Páginas

domingo, 8 de dezembro de 2013

A Tradição - I

Professor Evaldo Gomes

A palavra "Tradição" vem do latim "tradere" e significa "entregar". Tradição é, pois, no contexto aqui empregado, a transmissão ou entrega oral da mensagem cristã, compreendendo aí os ensinos dos apóstolos e dos primeiros cristãos transmitidos através dos Símbolos ou Profissões de fé, o Credo, através dos escritos dos Santos Padres da Igreja e dos ritos da Santa Liturgia. Toda essa mensagem foi primeiramente pregada ao povo e, só depois, foi escrita. Cristo mesmo nada escreveu; apenas pregou oralmente. Apesar de saber ler e escrever (Lc 4,16; Jo 8,6) Jesus anunciou sua mensagem apenas através da pregação, sem nada escrever e poucos dos apóstolos escreveram. Em outras palavras, Jesus e seus discípulos anunciaram o Evangelho predominantemente por via oral.

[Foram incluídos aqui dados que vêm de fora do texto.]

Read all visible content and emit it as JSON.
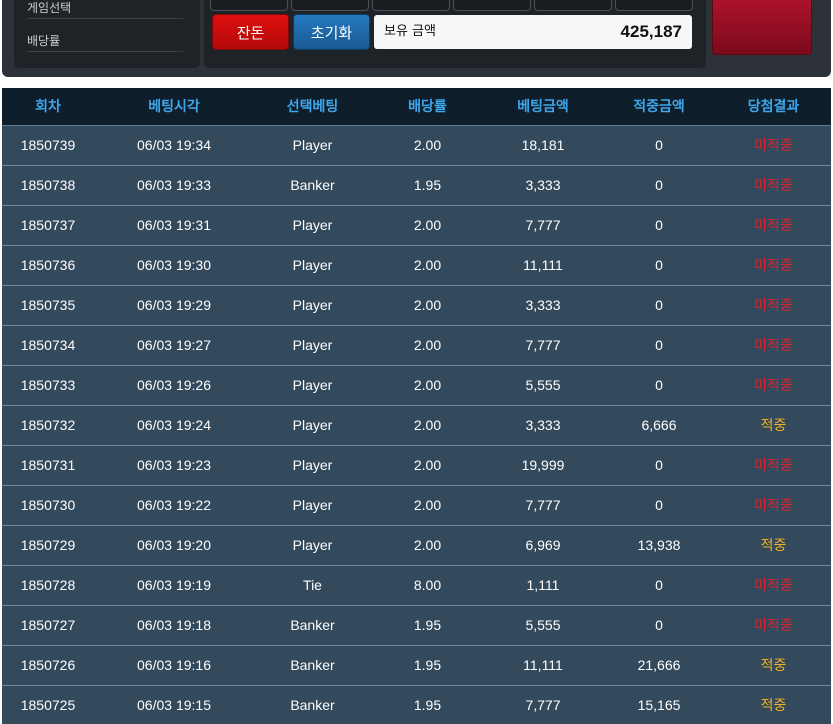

É facilmente perceptível que se o ensino escrito fosse realmente o exclusivo, Jesus e todos os apóstolos teriam tido primeiro a preocupação de escrever e depois pregar a Palavra oralmente. Mas aconteceu o contrário. Logo é impossível ser a Escritura a única regra de fé. É claro que se a Escritura fosse a única autoridade de fé, Jesus não deixaria de ele mesmo escrever sua doutrina. É claro também que todos os apóstolos escreveriam, não apenas alguns, como aconteceu. E ainda mais: acharia que Paulo escreveria cartas para pequenas comunidades em vez de escrever para todos os cristãos? A Escritura, então, não é, nem pode realmente ser a única regra de fé.

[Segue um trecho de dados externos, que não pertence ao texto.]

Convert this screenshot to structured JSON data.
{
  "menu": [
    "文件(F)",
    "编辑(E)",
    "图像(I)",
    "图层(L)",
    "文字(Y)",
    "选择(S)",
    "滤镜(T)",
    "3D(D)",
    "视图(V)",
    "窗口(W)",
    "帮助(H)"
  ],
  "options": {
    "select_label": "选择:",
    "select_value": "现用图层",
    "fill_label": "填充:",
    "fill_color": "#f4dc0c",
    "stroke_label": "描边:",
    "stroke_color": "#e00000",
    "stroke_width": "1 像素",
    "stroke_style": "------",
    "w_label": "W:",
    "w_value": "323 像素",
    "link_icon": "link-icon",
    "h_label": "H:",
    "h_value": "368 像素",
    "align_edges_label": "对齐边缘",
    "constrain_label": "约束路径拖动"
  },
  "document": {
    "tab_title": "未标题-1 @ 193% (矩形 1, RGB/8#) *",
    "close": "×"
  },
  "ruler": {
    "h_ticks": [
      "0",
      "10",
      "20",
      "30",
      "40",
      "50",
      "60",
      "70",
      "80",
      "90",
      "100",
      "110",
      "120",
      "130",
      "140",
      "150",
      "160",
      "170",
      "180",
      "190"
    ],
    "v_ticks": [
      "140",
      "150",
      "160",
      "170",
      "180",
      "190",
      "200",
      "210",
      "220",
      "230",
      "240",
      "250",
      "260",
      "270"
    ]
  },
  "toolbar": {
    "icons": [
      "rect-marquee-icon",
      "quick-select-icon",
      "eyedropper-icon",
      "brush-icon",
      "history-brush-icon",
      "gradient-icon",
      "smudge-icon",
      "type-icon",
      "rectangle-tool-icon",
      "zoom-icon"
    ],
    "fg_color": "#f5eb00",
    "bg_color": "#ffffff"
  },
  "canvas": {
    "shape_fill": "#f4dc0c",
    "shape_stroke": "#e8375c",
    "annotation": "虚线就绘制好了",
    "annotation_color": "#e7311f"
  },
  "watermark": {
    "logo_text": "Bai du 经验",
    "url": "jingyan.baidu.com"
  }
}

O argumento que cita o livro do Apocalipse para dizer que Cristo orientou os apóstolos a escreverem (1,11.19; 2,1.8.12.18; 3,1.7.14 ;21,5) não procede, pois, o fato de o Senhor orientar S. João para escrever um único livro, o Apocalipse, não desautoriza o nosso argumento, uma vez que durante toda a sua vida Ele nunca escreveu nem mandou nada escrever. Ora, se fosse obrigatória a escrita, com certeza Ele teria escrito ou pelo menos teria mandado os apóstolos escreverem, isso é lógico; mas isso Ele nunca fez. O fato de mandar S. João escrever o Apocalipse, não invalida, então, essa outra realidade. Por que ele não escreveu, nem mandou os apóstolos escreverem, mas, ao contrário, mandou-os pregar oralmente? Além disso, o fato de Ele ter mandado escrever paralelamente ao lado de mandar pregar oralmente, demonstra apenas a existência de duas autoridades: a autoridade oral da Igreja e a autoridade da escrita. Não justificaria, mesmo assim, a exclusividade das Escrituras.